Mendengar ucapan Rafa. Marko tersadar dari lamunannya.

"Tidak ada apa-apa kok Om. Takutnya Om Rafa nyasar saja."

"Kamu kira Om anak kecil yang akan nyasar gitu aja? Sepertinya kamu terlalu meremehkan Om."

"Bukannya begitu Om. Aku kan hanya mengkhawatirkan Om saja."

"Oke, oke, Om sangat berterima kasih karena kamu sudah mengkhawatirkan Om."

"Iya Om. Ya sudah, aku masuk dulu ya Om?"

"Iya, belajar yang serius."

"Iya Om."

Marko melangkahkan kakinya berjalan masuk ke dalam kampusnya.

Marko yang saat itu hendak masuk ke kelasnya. Tidak sengaja berpas-pasan dengan Debi. Mereka sama-sama menghentikan langkah mereka. Baik Debi maupun Marko saling bersitatap. Mereka saling diam tanpa ingin berucap.

"Luka di tubuh Debi sudah diobati? Apa mungkin ini karena ada hubungannya dengan Om Rafa ya?" bisik Marko dalam hati.

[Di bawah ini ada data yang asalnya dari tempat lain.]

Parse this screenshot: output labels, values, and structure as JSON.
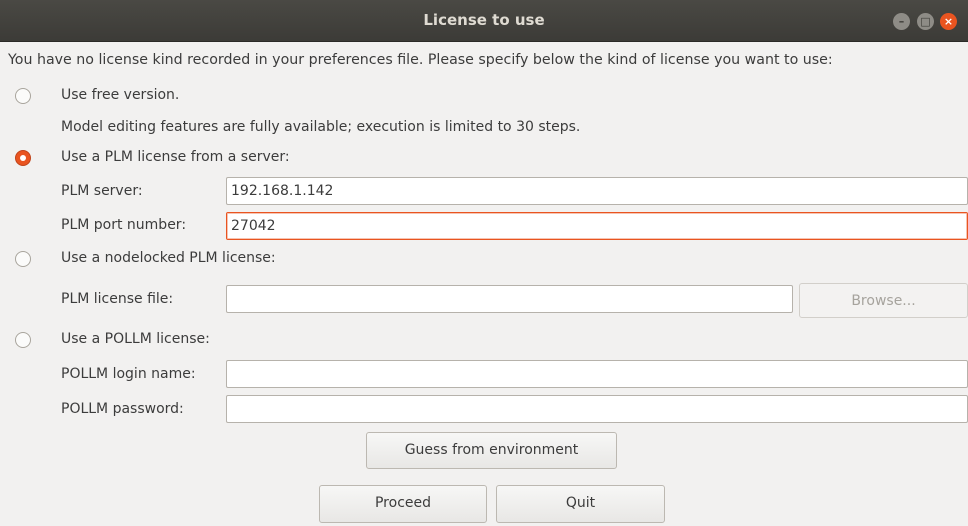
{
  "window": {
    "title": "License to use",
    "controls": {
      "minimize_icon": "minimize-icon",
      "maximize_icon": "maximize-icon",
      "close_icon": "close-icon"
    }
  },
  "intro_text": "You have no license kind recorded in your preferences file. Please specify below the kind of license you want to use:",
  "options": {
    "free": {
      "label": "Use free version.",
      "note": "Model editing features are fully available; execution is limited to 30 steps.",
      "selected": false
    },
    "server": {
      "label": "Use a PLM license from a server:",
      "selected": true,
      "server_label": "PLM server:",
      "server_value": "192.168.1.142",
      "port_label": "PLM port number:",
      "port_value": "27042"
    },
    "nodelocked": {
      "label": "Use a nodelocked PLM license:",
      "selected": false,
      "file_label": "PLM license file:",
      "file_value": "",
      "browse_label": "Browse..."
    },
    "pollm": {
      "label": "Use a POLLM license:",
      "selected": false,
      "login_label": "POLLM login name:",
      "login_value": "",
      "password_label": "POLLM password:",
      "password_value": ""
    }
  },
  "buttons": {
    "guess": "Guess from environment",
    "proceed": "Proceed",
    "quit": "Quit"
  },
  "colors": {
    "accent": "#e95420",
    "titlebar": "#3c3b37",
    "background": "#f2f1f0"
  }
}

Debi melihat Marko yang masih melihat kearahnya. Entah apa yang ada di dalam pikirannya saat ini. Yang jelas Marko memberikan tatapan yang sulit diartikan Debi.

Huh, Debi sedih mengingat persahabatannya dengan Marko yang sudah tak lagi seperti dulu. Padahal dulu Debi sangat dekat dengan Marko, tapi sekarang mereka seperti orang asing yang tak saling kenal.

"Marko, kamu jahat."

Marko dan juga Debi mengalihkan pandangan mereka saat mendengar suara seseorang. Saat itu mereka melihat Maya yang tengah berdiri di samping Marko.

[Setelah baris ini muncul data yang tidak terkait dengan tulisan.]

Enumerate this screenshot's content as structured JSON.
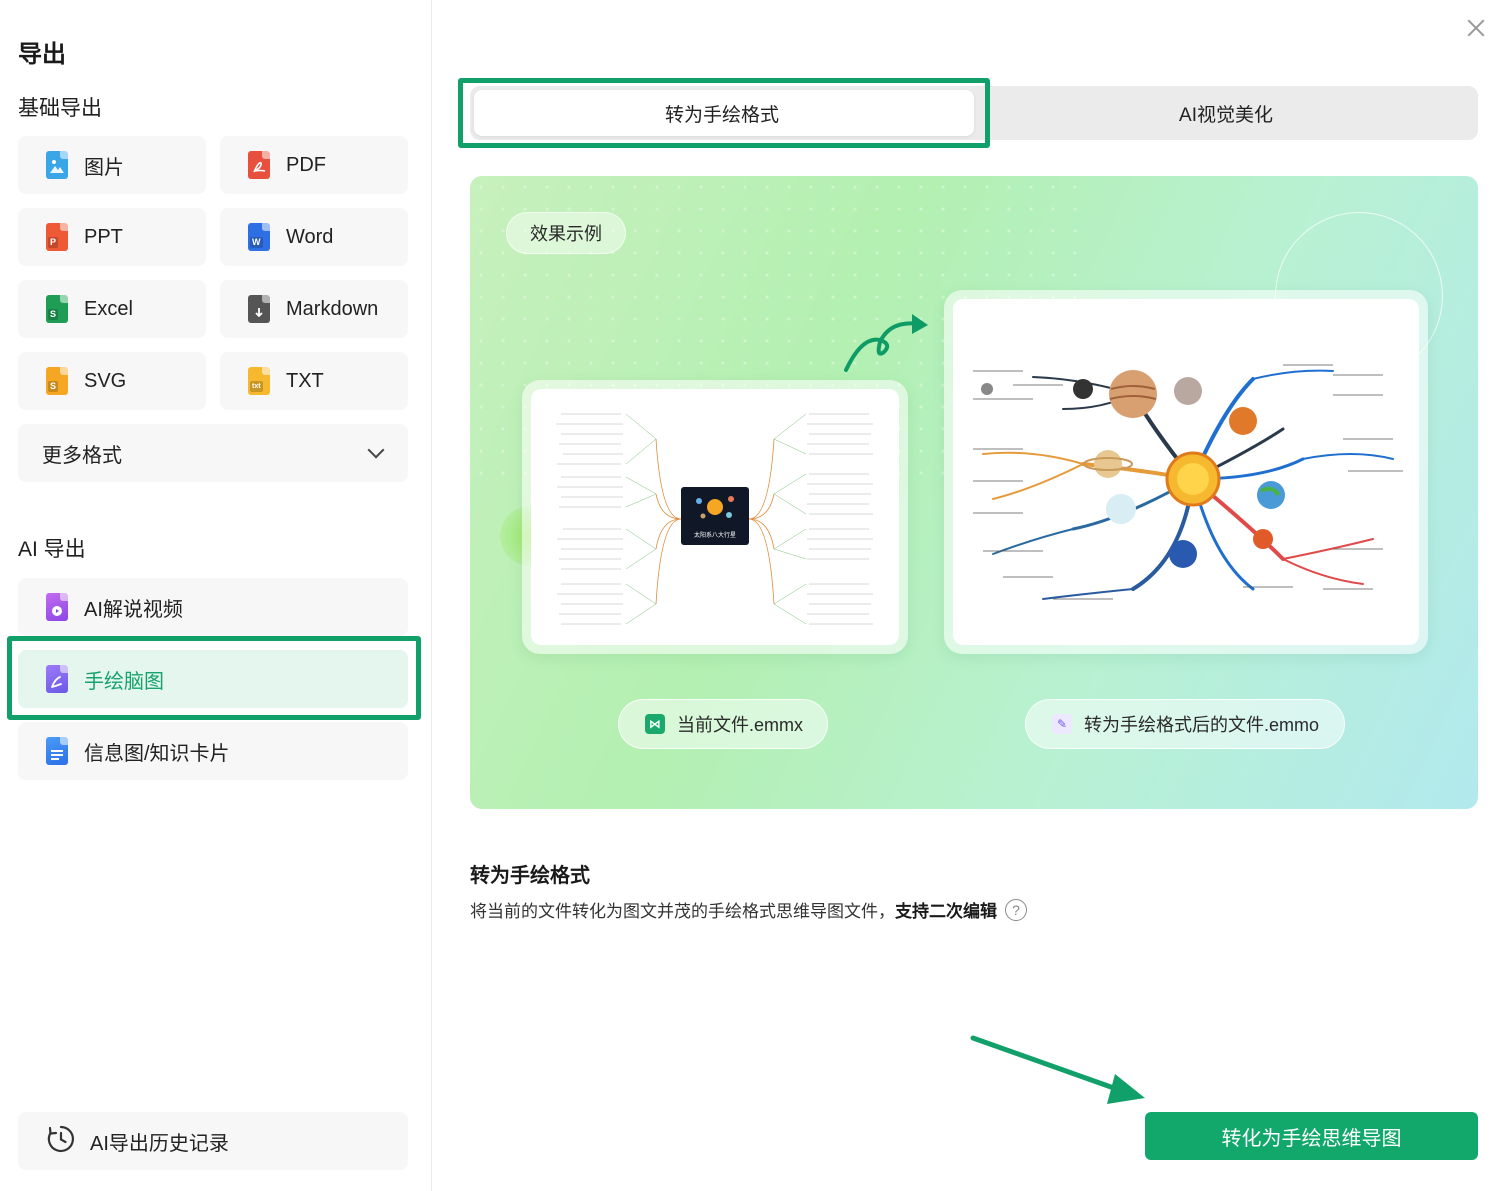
{
  "sidebar": {
    "title": "导出",
    "basic_section": "基础导出",
    "basic_formats": [
      {
        "label": "图片",
        "icon": "image-file-icon",
        "color": "#3aa6e8"
      },
      {
        "label": "PDF",
        "icon": "pdf-file-icon",
        "color": "#e8503e"
      },
      {
        "label": "PPT",
        "icon": "ppt-file-icon",
        "color": "#ee5a36"
      },
      {
        "label": "Word",
        "icon": "word-file-icon",
        "color": "#2f6fe4"
      },
      {
        "label": "Excel",
        "icon": "excel-file-icon",
        "color": "#1f9d55"
      },
      {
        "label": "Markdown",
        "icon": "markdown-file-icon",
        "color": "#555555"
      },
      {
        "label": "SVG",
        "icon": "svg-file-icon",
        "color": "#f5a623"
      },
      {
        "label": "TXT",
        "icon": "txt-file-icon",
        "color": "#f5b82e"
      }
    ],
    "more_formats": "更多格式",
    "ai_section": "AI 导出",
    "ai_items": [
      {
        "label": "AI解说视频",
        "icon": "ai-video-icon"
      },
      {
        "label": "手绘脑图",
        "icon": "hand-drawn-mindmap-icon"
      },
      {
        "label": "信息图/知识卡片",
        "icon": "infographic-icon"
      }
    ],
    "history": "AI导出历史记录"
  },
  "tabs": {
    "hand_drawn": "转为手绘格式",
    "ai_visual": "AI视觉美化"
  },
  "preview": {
    "badge": "效果示例",
    "current_file": "当前文件.emmx",
    "converted_file": "转为手绘格式后的文件.emmo",
    "mindmap_center": "太阳系八大行星"
  },
  "description": {
    "title": "转为手绘格式",
    "text": "将当前的文件转化为图文并茂的手绘格式思维导图文件，",
    "bold": "支持二次编辑",
    "help": "?"
  },
  "convert_button": "转化为手绘思维导图",
  "colors": {
    "accent": "#12a86c",
    "highlight_border": "#12a06a"
  }
}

Debi melihat Maya dengan tatapan penuh tanya. Sementara Marko sebaliknya. Marko terkejut saat tiba-tiba Maya ada di sampingnya. Marko panik jika keberadaan Maya akan membuat semua rencananya kacau.

"Ih, kamu kok diam saja sih Marko. Seharusnya kamu mengkhawatirkan aku. lihat, gara-gara kamu, aku jadi kayak gini."

Marko masih diam dan melihat Debi. Entah apa arti tatapan Debi. Yang jelas tatapan Debi tak bisa Marko baca.

"Marko, kok kamu masih diam saja sih? Seharusnya kamu mengkhawatirkan pacar kamu," sambung Maya kesal saat tak kunjung mendapatkan jawaban dari Marko.

Wajah Marko terlihat pucat saat Maya menyebutkan kata yang tidak ia harapkan Debi dengan. Marko terus melihat Debi untuk melihat reaksinya. Namun sayangnya tanpa berucap. Marko melihat Debi melangkahkan kakinya masuk ke dalam kelas.